Segundo dados do Instituto Brasileiro de Defesa dos Usuários de Medicamentos (IDUM), o Brasil é o segundo maior consumidor mundial de metilfenidato (Caraffa, R.C., 2013), medicamento utilizado no tratamento de pessoas com diagnóstico de TDAH, comercializado no país pelos nomes Ritalina® e Concerta®. Em 2000, foram vendidas 71.000 caixas de Ritalina® e 739.000 caixas em 2004. Em 2008, a venda foi para 1.147.000 caixas sob os nomes Ritalina® e Concerta®, para, em 2010, chegar aos 2.000.000 de caixas vendidas de metilfenidato (IDUM, 2011 apud Moysés e Collares, 2013). O consumo do medicamento no país perde apenas para o seu consumo nos EUA (Moysés e Collares, 2013).
Além do metilfenidato (MPH), a dextro-anfetamina (D-anfetamina) também é utilizada para o tratamento do TDAH, como nos EUA. No Brasil seu consumo não está liberado. Psicotrópicos estimulantes, o MPH e a D-anfetamina possuem mecanismo de ação igual ao da cocaína e estrutura química semelhante, em que, ao agirem no Sistema Nervoso Central (SNC), aumentam os níveis de dopamina no cérebro, tendo como resultado o aumento da atenção e da produtividade. Os efeitos colaterais do metilfenidato são vários e muito importantes, podendo atingir diferentes sistemas do corpo, como o Sistema Nervoso Central, o Sistema Cardiovascular, o Aparelho Gastrointestinal e o Sistema Endocrinometabólico, ou seja, pode ocasionar distúrbios cardiológicos, endocrinológicos, psiquiátricos e gastrointestinais (Moysés e Collares, 2011).
Em relação ao uso de alguma medicação para propor uma mudança de comportamento ou num contexto educacional, se realmente avaliada sua necessidade, ela não basta. Deve haver uma profunda e significativa mudança nas relações familiares e no sistema educacional como um todo, bem como a proposta de um trabalho transdisciplinar entre os profissionais (psicólogo(a), pedagogo(a), psicopedagogo(a), terapeuta ocupacional, médico(a), fonoaudiólogo(a)).

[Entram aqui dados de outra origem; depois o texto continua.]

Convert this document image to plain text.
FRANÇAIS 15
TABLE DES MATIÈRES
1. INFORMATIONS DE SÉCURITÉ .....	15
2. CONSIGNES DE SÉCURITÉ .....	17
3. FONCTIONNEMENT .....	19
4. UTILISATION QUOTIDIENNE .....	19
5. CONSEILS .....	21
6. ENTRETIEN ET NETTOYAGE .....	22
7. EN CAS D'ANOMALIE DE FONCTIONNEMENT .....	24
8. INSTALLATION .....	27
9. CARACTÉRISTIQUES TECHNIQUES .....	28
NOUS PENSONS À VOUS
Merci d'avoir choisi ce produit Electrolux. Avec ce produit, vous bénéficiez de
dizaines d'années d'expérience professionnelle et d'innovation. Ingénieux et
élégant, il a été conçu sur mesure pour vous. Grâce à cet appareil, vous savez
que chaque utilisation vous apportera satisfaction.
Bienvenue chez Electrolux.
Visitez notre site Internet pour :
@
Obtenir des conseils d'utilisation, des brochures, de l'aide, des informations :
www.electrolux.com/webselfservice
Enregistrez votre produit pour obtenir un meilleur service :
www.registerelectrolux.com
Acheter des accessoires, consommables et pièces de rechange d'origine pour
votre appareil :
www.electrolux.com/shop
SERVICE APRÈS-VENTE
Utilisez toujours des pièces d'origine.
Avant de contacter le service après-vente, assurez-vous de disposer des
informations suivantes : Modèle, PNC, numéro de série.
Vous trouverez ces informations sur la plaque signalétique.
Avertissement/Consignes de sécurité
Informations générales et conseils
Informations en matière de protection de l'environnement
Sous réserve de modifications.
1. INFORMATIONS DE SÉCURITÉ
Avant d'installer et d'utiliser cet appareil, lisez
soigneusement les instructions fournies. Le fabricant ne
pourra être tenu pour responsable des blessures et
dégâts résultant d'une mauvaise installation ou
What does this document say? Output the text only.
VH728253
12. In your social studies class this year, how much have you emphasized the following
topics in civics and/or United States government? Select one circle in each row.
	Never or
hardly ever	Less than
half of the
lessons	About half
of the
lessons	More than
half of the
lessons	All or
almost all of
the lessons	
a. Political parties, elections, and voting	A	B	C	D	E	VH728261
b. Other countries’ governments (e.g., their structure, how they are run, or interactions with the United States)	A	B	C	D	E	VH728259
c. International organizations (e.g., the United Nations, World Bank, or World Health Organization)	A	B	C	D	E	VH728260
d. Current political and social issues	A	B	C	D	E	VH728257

Como é possível perceber, o fenômeno da medicalização é algo complexo e que exige um estudo e uma atenção cuidadosos. Entretanto, apesar da complexidade que o sustenta, ele é reforçado e retroalimentado nas ações, falas, pensamentos e sentimentos que emergem no cotidiano de profissionais de diferentes áreas, como da saúde, da educação e da política, além da sociedade como um todo. A isso, cabe-nos desvelar criticamente tal fenômeno, desconstruí-lo e propor um cuidado ético e compromissado com o ser humano.

(Colaboração de Marcelo Bosch Benetti dos Santos, psicólogo, especialista em psicologia clínica, Mestrando em Psicologia Clínica – PUC-SP, membro da equipe técnica da AMO e Francisco Bárbaro Neto, psicólogo, especialista em psicologia clínica, especialista em psicologia escolar, coordenador técnico da AMO).

Publicado na edição nº 9661, dos dias 20 e 21 de fevereiro de 2014.